После того как Ивейн сложил три самых больших куска, отломанных от свечки, не осталось никаких сомнений, от кого исходит послание. Посредине была выдавлена стилизованная в виде вензеля буква, похожая на те, какие используются для украшения рукописей, скопированных писцами в монастырях.
Никто из сидевших за столом не мог усомниться, что знак оставлен перстнем с печаткой, металлические переплетения которого составляли первую букву имени Адама. Перстень был не простой – его подарил Адаму король Эсгферт в благодарность за то, что тот спас жизнь одному из его приближенных. Всегда осмотрительный, Адам пользовался им, когда нужно был подтвердить какой-нибудь документ или подписать письмо.
– Когда Вулф вернулся с бесплодных переговоров между нашим королем и его противниками, он рассказал мне об одном из воинов, который с гордостью носил шлем и доспехи Адама, – прервала затянувшееся молчание Брина. – И он сказал, что приглядывался, но так и не увидел у него этого перстня.
– Как мудро поступил Адам, не написав своего имени.
Ивейн кивнул, как бы одновременно соглашаясь с Бриной и подтверждая свою уверенность, что письмо в самом деле пришло от попавшего в плен Адама.
– Боюсь, что если бы оно оказалось в руках врагов, жизнь Адама была бы…

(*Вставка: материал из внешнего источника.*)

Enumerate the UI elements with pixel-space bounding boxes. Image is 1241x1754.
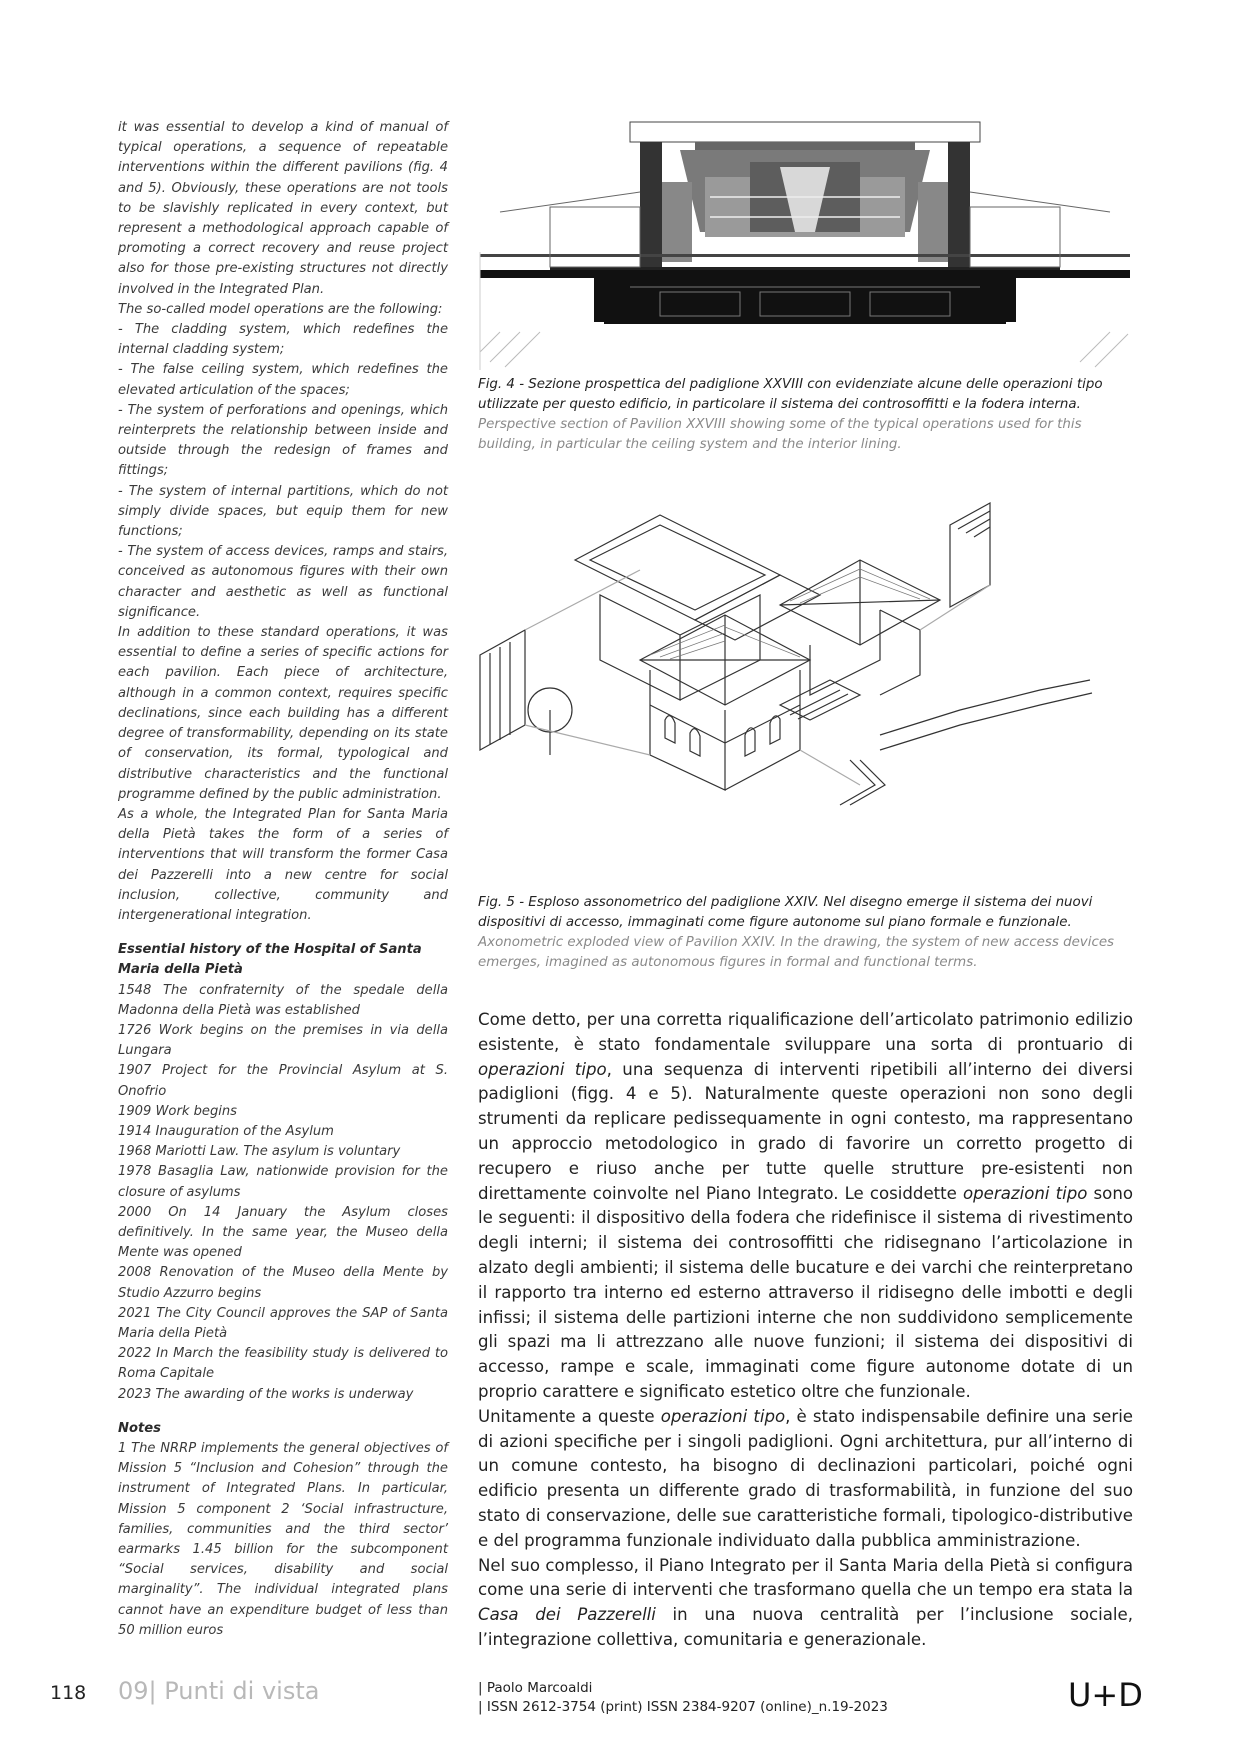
page-number: 118	[50, 1682, 87, 1704]
intro-paragraph-9: As a whole, the Integrated Plan for Santa Maria della Pietà takes the form of a series of interventions that will transform the former Casa dei Pazzerelli into a new centre for social inclusion, collective, community and intergenerational integration.	[118, 806, 448, 923]
notes-heading: Notes	[118, 1420, 161, 1436]
history-section	[118, 940, 448, 1405]
intro-paragraph-2: The so-called model operations are the following:	[118, 301, 443, 317]
history-item: 1909 Work begins	[118, 1103, 238, 1119]
section-title: 09| Punti di vista	[118, 1677, 320, 1705]
main-p2-b: , è stato indispensabile definire una serie di azioni specifiche per i singoli padiglioni. Ogni architettura, pur all’interno di un comune contesto, ha bisogno di declinazioni particolari, poiché ogni edificio presenta un differente grado di trasformabilità, in funzione del suo stato di conservazione, delle sue caratteristiche formali, tipologico-distributive e del programma funzionale individuato dalla pubblica amministrazione.	[478, 1406, 1134, 1550]
history-item: 1548 The confraternity of the spedale della Madonna della Pietà was established	[118, 982, 448, 1018]
history-item: 2023 The awarding of the works is underway	[118, 1386, 414, 1402]
history-item: 2000 On 14 January the Asylum closes definitively. In the same year, the Museo della Mente was opened	[118, 1204, 448, 1261]
intro-paragraph-3: - The cladding system, which redefines the internal cladding system;	[118, 322, 448, 358]
axonometric-drawing	[480, 485, 1130, 885]
main-p1-em1: operazioni tipo	[478, 1059, 607, 1079]
history-item: 1968 Mariotti Law. The asylum is voluntary	[118, 1144, 401, 1160]
main-p2-a: Unitamente a queste	[478, 1406, 661, 1426]
main-p3-a: Nel suo complesso, il Piano Integrato per il Santa Maria della Pietà si configura come una serie di interventi che trasformano quella che un tempo era stata la	[478, 1555, 1133, 1600]
logo-mark	[1068, 1676, 1143, 1714]
main-text	[478, 1008, 1133, 1653]
notes-section	[118, 1419, 448, 1641]
figure-4-caption-en: Perspective section of Pavilion XXVIII showing some of the typical operations used for this building, in particular the ceiling system and the interior lining.	[478, 417, 1082, 452]
figure-5-caption	[478, 893, 1133, 973]
author-line: | Paolo Marcoaldi	[478, 1680, 593, 1696]
journal-logo	[1068, 1676, 1143, 1714]
history-item: 1907 Project for the Provincial Asylum at S. Onofrio	[118, 1063, 448, 1099]
history-heading: Essential history of the Hospital of Santa Maria della Pietà	[118, 942, 422, 978]
intro-paragraph-8: In addition to these standard operations, it was essential to define a series of specific actions for each pavilion. Each piece of architecture, although in a common context, requires specific declinations, since each building has a different degree of transformability, depending on its state of conservation, its formal, typological and distributive characteristics and the functional programme defined by the public administration.	[118, 625, 448, 802]
notes-text: 1 The NRRP implements the general objectives of Mission 5 “Inclusion and Cohesion” through the instrument of Integrated Plans. In particular, Mission 5 component 2 ‘Social infrastructure, families, communities and the third sector’ earmarks 1.45 billion for the subcomponent “Social services, disability and social marginality”. The individual integrated plans cannot have an expenditure budget of less than 50 million euros	[118, 1441, 448, 1638]
figure-5-drawing	[480, 485, 1130, 885]
figure-5-caption-en: Axonometric exploded view of Pavilion XXIV. In the drawing, the system of new access devices emerges, imagined as autonomous figures in formal and functional terms.	[478, 935, 1115, 970]
history-item: 2022 In March the feasibility study is delivered to Roma Capitale	[118, 1346, 448, 1382]
main-paragraph-2	[478, 1405, 1133, 1554]
main-p1-c: sono le seguenti: il dispositivo della fodera che ridefinisce il sistema di rivestimento degli interni; il sistema dei controsoffitti che ridisegnano l’articolazione in alzato degli ambienti; il sistema delle bucature e dei varchi che reinterpretano il rapporto tra interno ed esterno attraverso il ridisegno delle imbotti e degli infissi; il sistema delle partizioni interne che non suddividono semplicemente gli spazi ma li attrezzano alle nuove funzioni; il sistema dei dispositivi di accesso, rampe e scale, immaginati come figure autonome dotate di un proprio carattere e significato estetico oltre che funzionale.	[478, 1183, 1133, 1401]
intro-paragraph-4: - The false ceiling system, which redefines the elevated articulation of the spaces;	[118, 362, 448, 398]
figure-4-caption	[478, 375, 1133, 455]
history-item: 2008 Renovation of the Museo della Mente by Studio Azzurro begins	[118, 1265, 448, 1301]
figure-4-drawing	[480, 122, 1130, 370]
intro-paragraph-5: - The system of perforations and openings, which reinterprets the relationship between inside and outside through the redesign of frames and fittings;	[118, 402, 448, 479]
figure-4-caption-it: Fig. 4 - Sezione prospettica del padiglione XXVIII con evidenziate alcune delle operazioni tipo utilizzate per questo edificio, in particolare il sistema dei controsoffitti e la fodera interna.	[478, 377, 1103, 412]
history-item: 1914 Inauguration of the Asylum	[118, 1123, 334, 1139]
history-item: 1726 Work begins on the premises in via della Lungara	[118, 1022, 448, 1059]
figure-5-caption-it: Fig. 5 - Esploso assonometrico del padiglione XXIV. Nel disegno emerge il sistema dei nuovi dispositivi di accesso, immaginati come figure autonome sul piano formale e funzionale.	[478, 895, 1093, 930]
logo-text: U+D	[1068, 1676, 1143, 1714]
left-column	[118, 118, 448, 1641]
main-p1-a: Come detto, per una corretta riqualificazione dell’articolato patrimonio edilizio esistente, è stato fondamentale sviluppare una sorta di prontuario di	[478, 1010, 1133, 1054]
footer-meta	[478, 1679, 888, 1717]
main-paragraph-3	[478, 1554, 1133, 1653]
main-p2-em: operazioni tipo	[660, 1406, 786, 1426]
issn-line: | ISSN 2612-3754 (print) ISSN 2384-9207 (online)_n.19-2023	[478, 1699, 888, 1715]
intro-paragraph-6: - The system of internal partitions, which do not simply divide spaces, but equip them for new functions;	[118, 483, 448, 540]
main-p3-em: Casa dei Pazzerelli	[478, 1605, 656, 1625]
main-paragraph-1	[478, 1008, 1133, 1405]
main-p3-b: in una nuova centralità per l’inclusione sociale, l’integrazione collettiva, comunitaria e generazionale.	[478, 1605, 1133, 1649]
intro-paragraph-7: - The system of access devices, ramps and stairs, conceived as autonomous figures with their own character and aesthetic as well as functional significance.	[118, 544, 448, 620]
main-p1-b: , una sequenza di interventi ripetibili all’interno dei diversi padiglioni (figg. 4 e 5). Naturalmente queste operazioni non sono degli strumenti da replicare pedissequamente in ogni contesto, ma rappresentano un approccio metodologico in grado di favorire un corretto progetto di recupero e riuso anche per tutte quelle strutture pre-esistenti non direttamente coinvolte nel Piano Integrato. Le cosiddette	[478, 1059, 1133, 1203]
history-item: 2021 The City Council approves the SAP of Santa Maria della Pietà	[118, 1305, 448, 1341]
history-item: 1978 Basaglia Law, nationwide provision for the closure of asylums	[118, 1164, 448, 1200]
main-p1-em2: operazioni tipo	[963, 1183, 1088, 1203]
intro-paragraph-1: it was essential to develop a kind of manual of typical operations, a sequence of repeatable interventions within the different pavilions (fig. 4 and 5). Obviously, these operations are not tools to be slavishly replicated in every context, but represent a methodological approach capable of promoting a correct recovery and reuse project also for those pre-existing structures not directly involved in the Integrated Plan.	[118, 120, 448, 297]
section-drawing	[480, 122, 1130, 370]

Ллис содрогнулась, представив, как ее мужа бросают в морскую пучину или в бездонные топи болот, – и то и другое, хотя и тайно, но практиковалось у тех, кто желал навсегда избавиться от врага.
Чувствуя, что расстроил ее своим замечанием, Ивейн пожалел, что вовремя не смолчал. Желая отвлечь сестру от невеселых размышлений, он спросил:
– Откуда пришло послание?
– Тот, кто передал письмо, сказал, что получил его в Уэссексе от человека, направлявшегося на юг, – тотчас же откликнулась Ллис. – Он сказал также, что тот, первый, не мог ему в точности объяснить, где или от кого получил письмо.
То, что невозможно было точно установить, откуда дошло к ним послание Адама, не удивило слушателей. Если только господин не посылал своего доверенного гонца, большинство письменных сообщений проходило через множество рук, прежде чем достигало адресата.
Когда с ужином было покончено, гебуры убрали деревянные блюда и удалились в маленькую хижину, отведенную для них господином. Хижина эта была проявлением необычайной заботы о слугах, но она же позволяла Вулфу и его домочадцам обрести еще более редкое сокровище – часы уединения в кругу семьи. Оставшись наедине друг с другом, они могли беспрепятственно обсудить то тайное, что неведомо недостойным учения и навеки останется сокрытым от них. Ивейн и обе жрицы принялись строить планы. Они отнесут этот клочок пергамента в природное убежище. Там, среда духов природы, всегда путовых откликнуться на зов тех, кто умеет общаться с ее неслышными голосами, они вознесут гимны восходящей луне.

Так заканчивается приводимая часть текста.